Transocean Ltd. (RIG) filed a Form 8K - Changes in Company Executive Management - with the U.S Securities and Exchange Commission on April 21, 2015.

Certain Officers; Compensatory Arrangements of Certain Officers.

(c) On April 21, 2015, Transocean Ltd. (the "Company") announced that Jeremy D. Thigpen has been named President and Chief Executive Officer effective April 22, 2015. Mr. Thigpen succeeds Mr. Ian Strachan who has served as the Company's Interim Chief Executive Officer since Mr. Steven Newman's departure on February 15, 2015.

Mr. Thigpen, age 40, most recently served as Senior Vice President and Chief Financial Officer for National Oilwell Varco ("NOV"), beginning in 2012. Prior to that role, Mr. Thigpen was President of NOV's Downhole & Pumping Solutions business from 2007 until 2012 and from 2003 to 2007 served as President of NOV's Downhole Tools Group. Mr. Thigpen joined NOV in 1997 and, before being named President of Downhole Tools, served in various management and business development capacities, including Director of Business Development and Special Assistant to the Chairman. Mr. Thigpen earned a Bachelor of Arts, Economics and Managerial Studies from Rice University and completed the Program for Management Development at Harvard Business School.

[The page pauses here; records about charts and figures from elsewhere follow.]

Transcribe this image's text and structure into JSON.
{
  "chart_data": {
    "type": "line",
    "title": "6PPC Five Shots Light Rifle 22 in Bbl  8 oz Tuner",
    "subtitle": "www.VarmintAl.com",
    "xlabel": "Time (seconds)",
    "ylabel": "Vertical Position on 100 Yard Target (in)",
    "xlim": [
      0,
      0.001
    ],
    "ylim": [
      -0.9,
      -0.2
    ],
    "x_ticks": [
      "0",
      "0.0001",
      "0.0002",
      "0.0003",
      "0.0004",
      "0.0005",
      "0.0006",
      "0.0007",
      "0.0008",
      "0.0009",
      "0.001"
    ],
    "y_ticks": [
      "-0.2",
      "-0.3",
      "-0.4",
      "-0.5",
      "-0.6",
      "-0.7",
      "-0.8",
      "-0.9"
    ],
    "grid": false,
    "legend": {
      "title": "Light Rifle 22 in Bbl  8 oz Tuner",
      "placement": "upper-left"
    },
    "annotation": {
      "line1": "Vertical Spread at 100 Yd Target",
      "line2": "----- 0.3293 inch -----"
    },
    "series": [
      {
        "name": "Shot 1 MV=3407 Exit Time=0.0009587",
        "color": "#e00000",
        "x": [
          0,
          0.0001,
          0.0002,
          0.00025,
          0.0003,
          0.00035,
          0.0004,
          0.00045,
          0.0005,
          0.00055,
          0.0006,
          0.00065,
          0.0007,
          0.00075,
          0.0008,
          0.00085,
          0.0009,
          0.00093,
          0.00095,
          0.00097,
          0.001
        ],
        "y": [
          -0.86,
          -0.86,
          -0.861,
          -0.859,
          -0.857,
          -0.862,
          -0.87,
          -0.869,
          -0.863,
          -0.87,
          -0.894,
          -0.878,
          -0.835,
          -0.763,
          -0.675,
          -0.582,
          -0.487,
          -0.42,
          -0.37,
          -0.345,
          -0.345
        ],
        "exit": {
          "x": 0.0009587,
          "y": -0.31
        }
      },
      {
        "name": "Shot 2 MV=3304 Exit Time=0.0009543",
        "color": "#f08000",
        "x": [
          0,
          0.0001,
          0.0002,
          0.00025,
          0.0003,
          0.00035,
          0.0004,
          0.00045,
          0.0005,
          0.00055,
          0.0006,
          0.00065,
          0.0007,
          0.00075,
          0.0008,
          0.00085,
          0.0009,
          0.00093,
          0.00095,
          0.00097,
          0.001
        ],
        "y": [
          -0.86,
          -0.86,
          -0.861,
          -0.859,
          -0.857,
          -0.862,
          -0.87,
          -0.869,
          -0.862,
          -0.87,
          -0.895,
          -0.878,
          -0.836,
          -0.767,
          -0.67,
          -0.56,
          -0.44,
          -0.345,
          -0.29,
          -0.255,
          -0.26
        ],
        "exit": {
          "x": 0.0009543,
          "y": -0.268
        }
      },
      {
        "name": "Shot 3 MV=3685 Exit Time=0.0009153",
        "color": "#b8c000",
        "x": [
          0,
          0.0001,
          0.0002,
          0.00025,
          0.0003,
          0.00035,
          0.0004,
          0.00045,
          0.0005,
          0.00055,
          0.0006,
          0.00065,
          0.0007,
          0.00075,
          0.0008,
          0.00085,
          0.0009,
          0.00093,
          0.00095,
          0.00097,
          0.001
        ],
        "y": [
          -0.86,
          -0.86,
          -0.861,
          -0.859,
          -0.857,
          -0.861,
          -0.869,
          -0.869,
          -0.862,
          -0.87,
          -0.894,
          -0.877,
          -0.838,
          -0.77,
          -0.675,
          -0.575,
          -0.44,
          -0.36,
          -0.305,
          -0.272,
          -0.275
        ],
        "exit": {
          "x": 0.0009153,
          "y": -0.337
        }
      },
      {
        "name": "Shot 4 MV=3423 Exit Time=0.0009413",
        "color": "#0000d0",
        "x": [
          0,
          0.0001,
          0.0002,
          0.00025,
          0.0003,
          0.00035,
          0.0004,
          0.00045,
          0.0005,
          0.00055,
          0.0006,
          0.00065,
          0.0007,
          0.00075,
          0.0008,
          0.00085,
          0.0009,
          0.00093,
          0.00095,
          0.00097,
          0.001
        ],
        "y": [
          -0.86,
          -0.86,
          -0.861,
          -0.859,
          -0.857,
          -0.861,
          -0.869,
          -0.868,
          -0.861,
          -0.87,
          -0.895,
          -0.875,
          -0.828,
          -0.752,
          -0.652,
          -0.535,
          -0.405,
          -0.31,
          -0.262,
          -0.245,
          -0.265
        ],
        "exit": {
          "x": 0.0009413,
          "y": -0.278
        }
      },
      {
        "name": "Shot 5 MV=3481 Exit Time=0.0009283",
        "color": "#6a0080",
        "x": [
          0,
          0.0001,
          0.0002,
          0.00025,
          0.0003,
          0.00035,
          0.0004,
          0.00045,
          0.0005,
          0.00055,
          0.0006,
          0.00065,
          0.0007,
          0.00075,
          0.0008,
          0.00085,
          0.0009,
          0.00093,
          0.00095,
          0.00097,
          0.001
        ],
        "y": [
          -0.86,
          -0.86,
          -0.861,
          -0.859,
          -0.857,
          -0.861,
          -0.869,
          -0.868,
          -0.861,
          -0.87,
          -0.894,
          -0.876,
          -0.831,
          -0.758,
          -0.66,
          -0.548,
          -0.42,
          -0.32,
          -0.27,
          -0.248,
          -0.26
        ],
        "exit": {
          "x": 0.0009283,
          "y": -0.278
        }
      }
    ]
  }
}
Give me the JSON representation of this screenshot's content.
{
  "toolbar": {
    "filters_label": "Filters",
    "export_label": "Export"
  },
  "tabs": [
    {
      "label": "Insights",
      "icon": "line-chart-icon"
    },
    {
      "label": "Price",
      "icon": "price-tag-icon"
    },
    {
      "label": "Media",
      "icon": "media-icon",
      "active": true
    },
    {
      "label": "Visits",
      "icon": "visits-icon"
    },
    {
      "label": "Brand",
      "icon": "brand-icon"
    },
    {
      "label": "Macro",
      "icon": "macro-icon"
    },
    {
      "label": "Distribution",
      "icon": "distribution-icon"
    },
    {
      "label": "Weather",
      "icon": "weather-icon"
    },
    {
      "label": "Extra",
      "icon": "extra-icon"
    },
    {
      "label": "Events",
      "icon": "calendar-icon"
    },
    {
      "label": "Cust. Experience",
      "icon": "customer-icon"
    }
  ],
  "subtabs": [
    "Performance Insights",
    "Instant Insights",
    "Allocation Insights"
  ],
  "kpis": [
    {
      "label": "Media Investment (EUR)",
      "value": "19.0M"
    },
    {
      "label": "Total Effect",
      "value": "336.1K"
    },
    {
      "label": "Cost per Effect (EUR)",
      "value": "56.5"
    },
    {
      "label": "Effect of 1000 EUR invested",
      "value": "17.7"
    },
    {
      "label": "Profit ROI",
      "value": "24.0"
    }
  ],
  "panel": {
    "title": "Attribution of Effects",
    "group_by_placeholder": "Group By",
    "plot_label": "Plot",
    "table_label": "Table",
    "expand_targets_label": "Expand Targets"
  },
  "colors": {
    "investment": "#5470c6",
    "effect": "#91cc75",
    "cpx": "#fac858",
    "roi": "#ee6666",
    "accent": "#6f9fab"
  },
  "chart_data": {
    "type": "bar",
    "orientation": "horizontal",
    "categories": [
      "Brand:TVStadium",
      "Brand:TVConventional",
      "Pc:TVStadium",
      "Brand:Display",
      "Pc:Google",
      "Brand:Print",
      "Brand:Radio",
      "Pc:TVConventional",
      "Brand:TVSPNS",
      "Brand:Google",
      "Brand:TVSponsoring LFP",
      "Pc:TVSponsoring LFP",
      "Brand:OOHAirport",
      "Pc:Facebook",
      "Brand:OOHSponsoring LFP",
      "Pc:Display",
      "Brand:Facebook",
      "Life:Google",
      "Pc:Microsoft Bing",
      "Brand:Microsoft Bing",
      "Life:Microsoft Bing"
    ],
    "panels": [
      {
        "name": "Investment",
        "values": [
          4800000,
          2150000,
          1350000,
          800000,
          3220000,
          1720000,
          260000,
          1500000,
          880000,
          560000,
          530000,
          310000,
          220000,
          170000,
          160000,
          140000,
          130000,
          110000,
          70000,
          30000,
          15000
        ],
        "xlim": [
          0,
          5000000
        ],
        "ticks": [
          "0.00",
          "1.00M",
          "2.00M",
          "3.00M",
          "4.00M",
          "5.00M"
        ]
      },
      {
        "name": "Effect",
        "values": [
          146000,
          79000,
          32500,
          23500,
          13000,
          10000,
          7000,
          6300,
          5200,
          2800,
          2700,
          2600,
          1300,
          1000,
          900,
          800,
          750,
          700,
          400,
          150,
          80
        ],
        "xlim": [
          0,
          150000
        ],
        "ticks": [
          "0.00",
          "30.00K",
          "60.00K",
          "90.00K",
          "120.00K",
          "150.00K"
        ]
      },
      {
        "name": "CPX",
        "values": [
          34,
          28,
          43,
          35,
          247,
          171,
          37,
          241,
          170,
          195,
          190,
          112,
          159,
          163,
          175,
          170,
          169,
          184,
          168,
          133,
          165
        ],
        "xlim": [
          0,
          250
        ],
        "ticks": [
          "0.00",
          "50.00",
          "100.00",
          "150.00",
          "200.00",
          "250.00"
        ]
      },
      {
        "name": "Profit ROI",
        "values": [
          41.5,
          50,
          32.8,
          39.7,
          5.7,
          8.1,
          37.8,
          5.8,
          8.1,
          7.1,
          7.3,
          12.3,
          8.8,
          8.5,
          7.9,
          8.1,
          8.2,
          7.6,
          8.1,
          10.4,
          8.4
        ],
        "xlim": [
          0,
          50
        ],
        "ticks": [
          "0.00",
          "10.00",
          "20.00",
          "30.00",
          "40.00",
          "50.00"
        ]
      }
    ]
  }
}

A copy of the press release announcing the appointment of Mr. Thigpen is attached hereto as Exhibit 99.1 and incorporated herein by reference.

(e) On April 21, 2015, Mr. Thigpen entered into an employment agreement (the "Agreement") with Transocean Offshore Deepwater Drilling Inc., a wholly-owned indirect subsidiary of the Company, pursuant to which Mr. Thigpen will be employed as the Company's President and Chief Executive Officer, effective April 22, 21015. Pursuant to the terms of the Agreement, Mr. Thigpen will receive an initial gross base salary of $1,000,000 per year. Mr. Thigpen's 2015 annual cash bonus target under the Company's Performance Award and Cash Bonus Plan will be targeted at 120% of his annual salary earned in 2015, subject to the Company's performance relative to a set of pre-determined performance metrics and the discretion of the Company's Compensation Committee. Mr. Thigpen will also receive a replacement award in consideration of forfeited equity awards from his previous employment of: (i) $500,000 payable in cash within thirty days of his start date; and (ii) an equity award on his start date pursuant to the Long Term Incentive Plan of Transocean Ltd. (the "LTIP") in the form of time-vested restricted units ("Deferred Units") carrying a cash value of $2,500,000 (the "Replacement Equity Award"). The number of Deferred Units in the Replacement Equity Award will be determined by dividing $2,500,000 by the average 30 day closing price ending on the last trading day of the month prior to Mr. Thigpin's start date (the "Grant Value"), and will vest in three equal installments on the anniversary of his start date, subject to his continued employment. Additionally, Mr. Thigpen will be eligible to participate in the Company's 2015 LTIP and will receive a 2015 equity award pursuant to the LTIP in the form of Deferred Units with a cash value of $2,750,000, determined by dividing $2,750,000 by the Grant Value, and vesting in equal installments over three years; and an equity award pursuant to the LTIP in the form of contingent deferred units ("CDU's") with a cash value of $2,750,000 subject to vesting and performance terms equivalent to those currently in place for the 2015-2017 performance cycle. The number of CDU's will be determined by dividing $2,750,000 by the Grant Value. Mr. Thigpen will further receive normal relocation and expatriate allowances consistent with the Company's policy for U.S. national expatriate employees working in Switzerland.

The foregoing description of Mr. Thigpen's employment agreement is not complete and is qualified by reference to the complete agreement, which is attached hereto as Exhibit 10.1, and incorporated herein by reference.

The full text of this SEC filing can be retrieved at: http://www.sec.gov/Archives/edgar/data/1451505/000145150515000056/ceo8-k.htm

Any exhibits and associated documents for this SEC filing can be retrieved at: http://www.sec.gov/Archives/edgar/data/1451505/000145150515000056/0001451505-15-000056-index.htm

Public companies must file a Form 8-K, or current report, with the SEC generally within four days of any event that could materially affect a company's financial position or the value of its shares.